We are all familiar with what happens to a product as it digitizes: it becomes more accessible and it moves faster. The digitalization of energy is no exception. Take mail, which, starting in the 1980s, was transformed into email. Today, the U.S. postal system processes about 500 million pieces of mail per day, while about 205 billion email messages are exchanged in the US every day. The productivity boom from email and other information technology has resulted in unprecedented wealth gains in the last four decades.
We are on the cusp of a similar transformation in the digitalization of energy systems with the rise of the Industrial Internet of Things (IIoT). The IIoT promises to digitalize much of the world’s industrial processes, including underlying physical infrastructure such as power generation, transmission and distribution.

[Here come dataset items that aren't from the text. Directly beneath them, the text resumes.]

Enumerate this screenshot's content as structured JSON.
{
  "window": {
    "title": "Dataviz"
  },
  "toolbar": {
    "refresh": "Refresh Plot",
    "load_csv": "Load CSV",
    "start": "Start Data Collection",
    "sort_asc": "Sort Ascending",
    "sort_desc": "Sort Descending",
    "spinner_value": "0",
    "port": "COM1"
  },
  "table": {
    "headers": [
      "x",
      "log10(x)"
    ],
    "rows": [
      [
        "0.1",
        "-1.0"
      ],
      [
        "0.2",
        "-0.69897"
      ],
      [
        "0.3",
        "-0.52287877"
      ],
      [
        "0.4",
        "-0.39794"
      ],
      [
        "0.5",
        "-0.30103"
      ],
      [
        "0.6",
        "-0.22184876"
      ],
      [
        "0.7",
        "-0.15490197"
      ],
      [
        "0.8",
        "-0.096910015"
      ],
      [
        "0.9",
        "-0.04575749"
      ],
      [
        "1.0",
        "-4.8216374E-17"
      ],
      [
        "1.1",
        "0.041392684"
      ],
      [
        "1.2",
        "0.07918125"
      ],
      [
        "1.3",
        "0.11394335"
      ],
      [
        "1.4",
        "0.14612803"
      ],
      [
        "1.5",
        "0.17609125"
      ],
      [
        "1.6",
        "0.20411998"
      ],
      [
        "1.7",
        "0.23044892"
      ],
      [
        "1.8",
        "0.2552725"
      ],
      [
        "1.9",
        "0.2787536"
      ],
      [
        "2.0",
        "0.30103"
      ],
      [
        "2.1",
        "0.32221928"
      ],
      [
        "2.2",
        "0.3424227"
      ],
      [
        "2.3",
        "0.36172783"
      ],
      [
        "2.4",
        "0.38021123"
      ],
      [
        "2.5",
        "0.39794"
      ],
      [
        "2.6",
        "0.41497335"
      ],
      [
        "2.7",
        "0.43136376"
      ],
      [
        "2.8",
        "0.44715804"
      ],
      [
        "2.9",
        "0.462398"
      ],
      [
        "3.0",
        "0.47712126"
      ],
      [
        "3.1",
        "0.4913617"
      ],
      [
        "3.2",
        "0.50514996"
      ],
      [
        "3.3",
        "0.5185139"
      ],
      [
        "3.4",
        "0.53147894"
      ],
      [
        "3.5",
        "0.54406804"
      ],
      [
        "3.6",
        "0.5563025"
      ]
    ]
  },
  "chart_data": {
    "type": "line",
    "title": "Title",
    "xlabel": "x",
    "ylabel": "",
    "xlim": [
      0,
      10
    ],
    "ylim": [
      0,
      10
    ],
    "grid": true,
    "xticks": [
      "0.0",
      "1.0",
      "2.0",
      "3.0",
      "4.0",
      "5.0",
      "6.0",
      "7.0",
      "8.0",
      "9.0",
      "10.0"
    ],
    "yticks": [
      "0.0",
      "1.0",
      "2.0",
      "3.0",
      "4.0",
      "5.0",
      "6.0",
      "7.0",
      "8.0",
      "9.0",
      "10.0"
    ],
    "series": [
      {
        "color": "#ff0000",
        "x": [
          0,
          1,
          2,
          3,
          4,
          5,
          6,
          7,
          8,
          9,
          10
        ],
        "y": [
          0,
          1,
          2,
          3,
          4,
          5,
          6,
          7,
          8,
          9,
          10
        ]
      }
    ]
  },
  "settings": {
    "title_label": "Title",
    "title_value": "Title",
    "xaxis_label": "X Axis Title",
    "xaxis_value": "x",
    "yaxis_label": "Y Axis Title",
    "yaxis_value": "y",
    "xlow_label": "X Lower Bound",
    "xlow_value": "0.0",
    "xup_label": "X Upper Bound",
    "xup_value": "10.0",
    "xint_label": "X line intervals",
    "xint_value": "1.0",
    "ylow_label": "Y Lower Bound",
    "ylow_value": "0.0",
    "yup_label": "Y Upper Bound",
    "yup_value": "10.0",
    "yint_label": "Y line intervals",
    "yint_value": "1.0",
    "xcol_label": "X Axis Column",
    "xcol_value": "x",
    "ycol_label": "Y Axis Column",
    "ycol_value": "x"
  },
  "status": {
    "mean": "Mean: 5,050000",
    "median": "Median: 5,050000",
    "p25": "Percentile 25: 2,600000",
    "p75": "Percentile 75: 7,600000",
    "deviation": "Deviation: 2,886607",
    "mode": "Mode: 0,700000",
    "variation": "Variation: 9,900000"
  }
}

Digitalizing doesn’t mean that roads, factories, and that the digital power plants of the future will turn into ones and zeroes. But it does mean that our physical infrastructure will become increasingly integrated with our digital infrastructure. The result will be an improvement in economic, environmental, and social outcomes across humanity’s fundamental systems, none of which is more vital than the digitalization of the energy sector, the spark that drives economic and human progress.
What’s in Store for the Digital Transformation of the Energy Sector?
Digital Trends in Utilities
As all aspects of the global energy system become more digital, we are already seeing better outcomes for electricity producers, end consumers, the economy, and the environment. For example, the digital transformation of utilities can improve the efficiency of power generation and the transmission and distribution of electricity, all while providing consumers with more capabilities and choices around their energy use. All of this accelerates decarbonization because less fuel is needed to produce the same amount of power. Digital tools also enhance operation throughout the electricity value network. This increases grid reliability and security, and reduces the cost to generate, transmit, and deliver electricity. These outcomes are possible because digital technologies can help physical systems to be more productive and autonomous. In short, our energy infrastructure is getting smarter and the main beneficiaries are people and the planet.
GE Power and the Digital Energy Transformation
For GE Power, digitalization means that we no longer sell only machines, software, or services. We deliver outcomes—whether they are well-lit classrooms in places that have never had them before, or stable power to hospitals, factories, and businesses, which accelerates progress and creates wealth across the globe—from the developed to the developing world.